Justo después de que Dunne desconectara, alguien llamó a la puerta. Se abrió. Eric Janssen, un hombre de seguridad de Green Way que les había conducido en coche hasta March, se quedó parado en el umbral con cara de preocupación.
—Señor Hydt, señor Dunne, alguien ha entrado en el edificio.
—¿Qué? —bramó Hydt, al tiempo que volvía su enorme cabeza equina hacia el hombre.
—Entró por el túnel.
Dunne lo ametralló a preguntas ¿Iba solo? ¿Se habían producido transmisiones que Janssen hubiera controlado? ¿Estaba su coche cerca? ¿Se había producido tráfico inusual en la zona? ¿Iba armado el hombre?
Las respuestas sugerían que el hombre trabajaba solo y no era de Scotland Yard ni del Servicio de Seguridad.
—¿Has. conseguido una fotografía o lo has visto bien? —preguntó Dunne.
—No, señor.
Hydt entrechocó dos uñas.
—¿Es el hombre de los serbios? ¿El de anoche? —Preguntó a Dunne—. ¿El agente privado?
—No es imposible, pero no sé cómo habrá podido seguirnos hasta aquí.

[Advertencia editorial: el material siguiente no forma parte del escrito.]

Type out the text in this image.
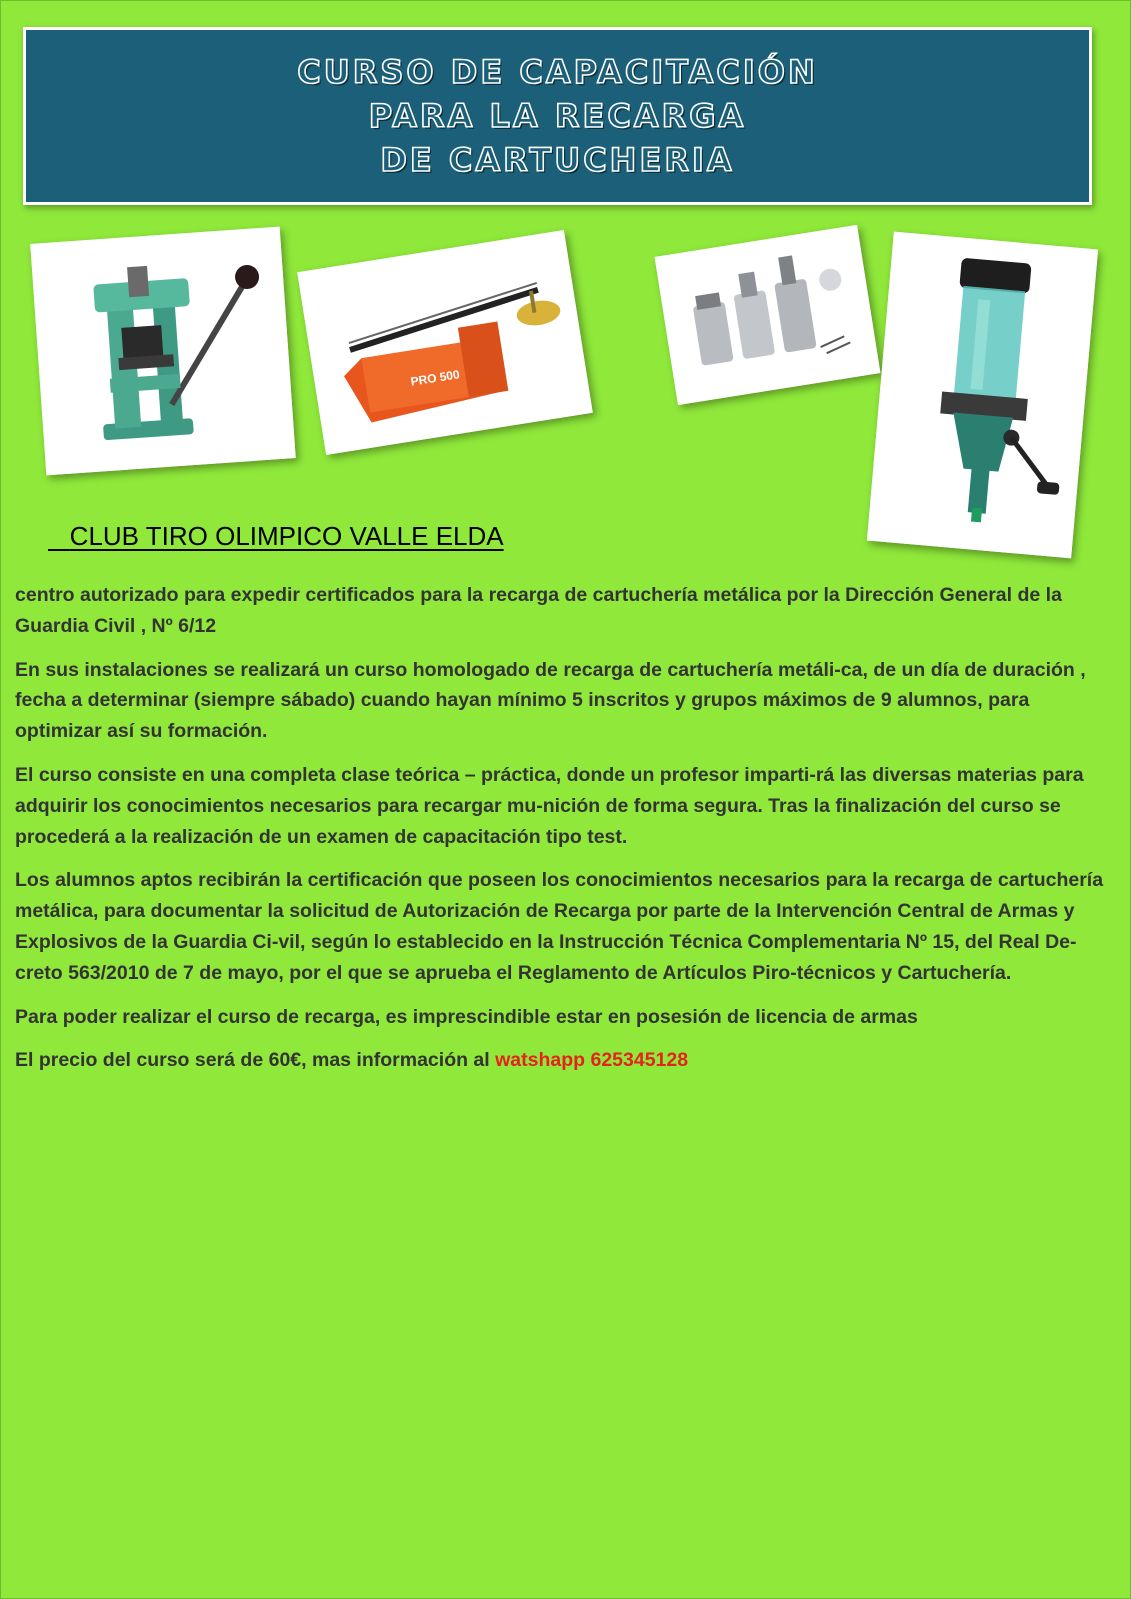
CURSO DE CAPACITACIÓN
PARA LA RECARGA
DE CARTUCHERIA
PRO 500
CLUB TIRO OLIMPICO VALLE ELDA

centro autorizado para expedir certificados para la recarga de cartuchería metálica por la Dirección General de la Guardia Civil , Nº 6/12

En sus instalaciones se realizará un curso homologado de recarga de cartuchería metáli-ca, de un día de duración , fecha a determinar (siempre sábado) cuando hayan mínimo 5 inscritos y grupos máximos de 9 alumnos, para optimizar así su formación.

El curso consiste en una completa clase teórica – práctica, donde un profesor imparti-rá las diversas materias para adquirir los conocimientos necesarios para recargar mu-nición de forma segura. Tras la finalización del curso se procederá a la realización de un examen de capacitación tipo test.

Los alumnos aptos recibirán la certificación que poseen los conocimientos necesarios para la recarga de cartuchería metálica, para documentar la solicitud de Autorización de Recarga por parte de la Intervención Central de Armas y Explosivos de la Guardia Ci-vil, según lo establecido en la Instrucción Técnica Complementaria Nº 15, del Real De-creto 563/2010 de 7 de mayo, por el que se aprueba el Reglamento de Artículos Piro-técnicos y Cartuchería.

Para poder realizar el curso de recarga, es imprescindible estar en posesión de licencia de armas

El precio del curso será de 60€, mas información al watshapp 625345128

Dunne miró por la ventana sucia de polvo del remolque como si no estuviera viendo el edificio. Hydt sabía que el irlandés estaba dibujando un plano en su mente. O tal vez examinando el que ya había preparado en caso de una contingencia como la actual. Permaneció inmóvil durante un buen rato. Por fin, Dunne desenfundó su pistola, salió del remolque e indicó a Janssen, con un ademán, que le siguiera.